Personally, one of the things I love most about my job is meeting extraordinary people.
Whether it’s someone in the public eye, someone who spends their lives helping others, or a person who has been through something terrible but has come out on the other side, interviewing people is the best part of my job.
I’ve interviewed government ministers, celebrities, inspiring people battling cancer, bereaved families, volunteers who work tirelessly in their community and many, many, more amazing people.
There are some really inspiring and heartwarming stories out there, and it is a pleasure to be able to tell them.
One important thing about journalism, in the day and age of Facebook and Twitter, is people want to know what is going on in their area from a trusted source.
Local newspapers, I think, will become more important with the rise of social media.
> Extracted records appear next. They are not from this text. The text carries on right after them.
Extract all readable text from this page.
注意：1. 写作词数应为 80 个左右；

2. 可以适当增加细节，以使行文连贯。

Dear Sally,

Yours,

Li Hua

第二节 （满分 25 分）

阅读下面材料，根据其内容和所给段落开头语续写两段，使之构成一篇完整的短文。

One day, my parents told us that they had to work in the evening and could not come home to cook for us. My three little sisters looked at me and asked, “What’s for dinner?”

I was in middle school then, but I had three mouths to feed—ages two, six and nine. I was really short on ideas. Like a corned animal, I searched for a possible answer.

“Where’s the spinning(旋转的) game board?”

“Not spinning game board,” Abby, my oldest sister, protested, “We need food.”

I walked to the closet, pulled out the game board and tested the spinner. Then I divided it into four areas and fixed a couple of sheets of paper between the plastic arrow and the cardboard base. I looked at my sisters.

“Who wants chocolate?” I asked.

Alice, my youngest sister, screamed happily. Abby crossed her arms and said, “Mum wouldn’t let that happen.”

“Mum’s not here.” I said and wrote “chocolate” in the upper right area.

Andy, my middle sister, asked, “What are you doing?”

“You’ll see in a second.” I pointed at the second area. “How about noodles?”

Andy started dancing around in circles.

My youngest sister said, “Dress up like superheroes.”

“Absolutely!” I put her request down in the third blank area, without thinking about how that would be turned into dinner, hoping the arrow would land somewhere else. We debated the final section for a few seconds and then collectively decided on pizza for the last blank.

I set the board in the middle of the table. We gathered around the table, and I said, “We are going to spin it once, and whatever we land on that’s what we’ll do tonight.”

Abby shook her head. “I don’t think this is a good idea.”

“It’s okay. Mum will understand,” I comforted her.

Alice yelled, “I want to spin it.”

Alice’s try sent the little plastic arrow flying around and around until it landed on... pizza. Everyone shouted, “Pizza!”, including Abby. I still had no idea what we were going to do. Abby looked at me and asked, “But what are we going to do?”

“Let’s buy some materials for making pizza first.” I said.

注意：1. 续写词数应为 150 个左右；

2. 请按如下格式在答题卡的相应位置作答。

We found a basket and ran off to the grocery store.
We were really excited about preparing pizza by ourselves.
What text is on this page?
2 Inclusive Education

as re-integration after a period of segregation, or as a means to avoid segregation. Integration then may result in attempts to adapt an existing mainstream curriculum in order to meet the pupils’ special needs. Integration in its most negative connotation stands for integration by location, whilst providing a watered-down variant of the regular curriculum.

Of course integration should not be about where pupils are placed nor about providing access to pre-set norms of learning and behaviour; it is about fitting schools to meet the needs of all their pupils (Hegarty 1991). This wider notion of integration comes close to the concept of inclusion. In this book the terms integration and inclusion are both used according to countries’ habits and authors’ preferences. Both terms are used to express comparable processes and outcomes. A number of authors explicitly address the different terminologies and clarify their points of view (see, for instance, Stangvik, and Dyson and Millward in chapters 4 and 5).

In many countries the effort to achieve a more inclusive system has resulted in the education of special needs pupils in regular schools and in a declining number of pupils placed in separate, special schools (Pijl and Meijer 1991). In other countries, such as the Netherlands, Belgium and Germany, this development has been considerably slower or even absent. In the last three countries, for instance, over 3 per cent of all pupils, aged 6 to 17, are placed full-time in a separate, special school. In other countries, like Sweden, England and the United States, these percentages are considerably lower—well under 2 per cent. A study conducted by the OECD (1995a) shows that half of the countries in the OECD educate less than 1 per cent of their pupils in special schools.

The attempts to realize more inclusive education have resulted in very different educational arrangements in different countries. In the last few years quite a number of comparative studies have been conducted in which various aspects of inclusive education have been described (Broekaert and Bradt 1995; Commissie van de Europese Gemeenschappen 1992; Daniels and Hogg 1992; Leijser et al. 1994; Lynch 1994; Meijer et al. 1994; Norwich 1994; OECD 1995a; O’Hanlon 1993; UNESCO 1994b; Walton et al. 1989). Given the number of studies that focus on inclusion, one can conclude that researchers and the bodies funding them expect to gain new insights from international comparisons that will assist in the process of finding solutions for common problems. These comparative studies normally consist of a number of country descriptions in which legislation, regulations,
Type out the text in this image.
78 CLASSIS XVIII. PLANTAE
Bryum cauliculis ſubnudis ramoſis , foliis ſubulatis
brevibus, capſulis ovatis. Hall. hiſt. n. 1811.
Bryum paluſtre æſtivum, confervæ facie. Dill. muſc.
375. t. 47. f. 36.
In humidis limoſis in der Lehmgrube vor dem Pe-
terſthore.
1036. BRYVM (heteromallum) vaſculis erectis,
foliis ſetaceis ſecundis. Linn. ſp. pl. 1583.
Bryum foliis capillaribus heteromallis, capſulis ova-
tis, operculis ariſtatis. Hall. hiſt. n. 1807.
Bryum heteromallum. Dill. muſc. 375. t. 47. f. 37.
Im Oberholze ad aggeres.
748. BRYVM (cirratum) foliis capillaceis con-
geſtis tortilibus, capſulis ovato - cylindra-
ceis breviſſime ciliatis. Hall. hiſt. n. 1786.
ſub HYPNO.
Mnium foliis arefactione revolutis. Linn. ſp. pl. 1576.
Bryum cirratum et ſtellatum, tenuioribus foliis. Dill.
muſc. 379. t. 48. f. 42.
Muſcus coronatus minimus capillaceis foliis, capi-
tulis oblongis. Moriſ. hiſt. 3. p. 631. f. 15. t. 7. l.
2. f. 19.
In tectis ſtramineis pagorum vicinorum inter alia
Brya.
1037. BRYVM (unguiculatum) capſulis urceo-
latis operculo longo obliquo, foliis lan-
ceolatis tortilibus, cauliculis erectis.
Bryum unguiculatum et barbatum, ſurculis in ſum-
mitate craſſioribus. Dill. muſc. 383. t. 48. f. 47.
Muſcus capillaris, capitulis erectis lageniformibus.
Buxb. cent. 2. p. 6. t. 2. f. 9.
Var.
Not only do they want their news from an authentic news source, but they want to know about decisions the council is making which affect them, and at the moment, they especially want to know what is going on at their local hospital.
These are just a few examples of why local journalism is important, and a great job to get into.
Another thing you soon realise working on a local newspaper, is you can often be setting the national news agenda. Many big national stories start local, and you are the one bringing them to into the spotlight.
This is the tip of the iceberg of what makes journalism a fantastic career choice for anyone who has the passion for it.
I went to the Journalism Diversity Fund because I did not have the money to pay for my NCTJ course, and I couldn’t afford to spend my time doing month-long internships in London – I had bills to pay! This is why the Diversity Fund is so important, as it gives everyone a chance to do what they love, regardless of their circumstances. Anyone who wants to be a journalist who can’t afford it must apply for this grant – as it could be the start of an exciting career.
After being awarded a bursary from the Journalism Diversity Fund, Bex gained her NCTJ diploma on the fast-track course at Highbury College in 2012.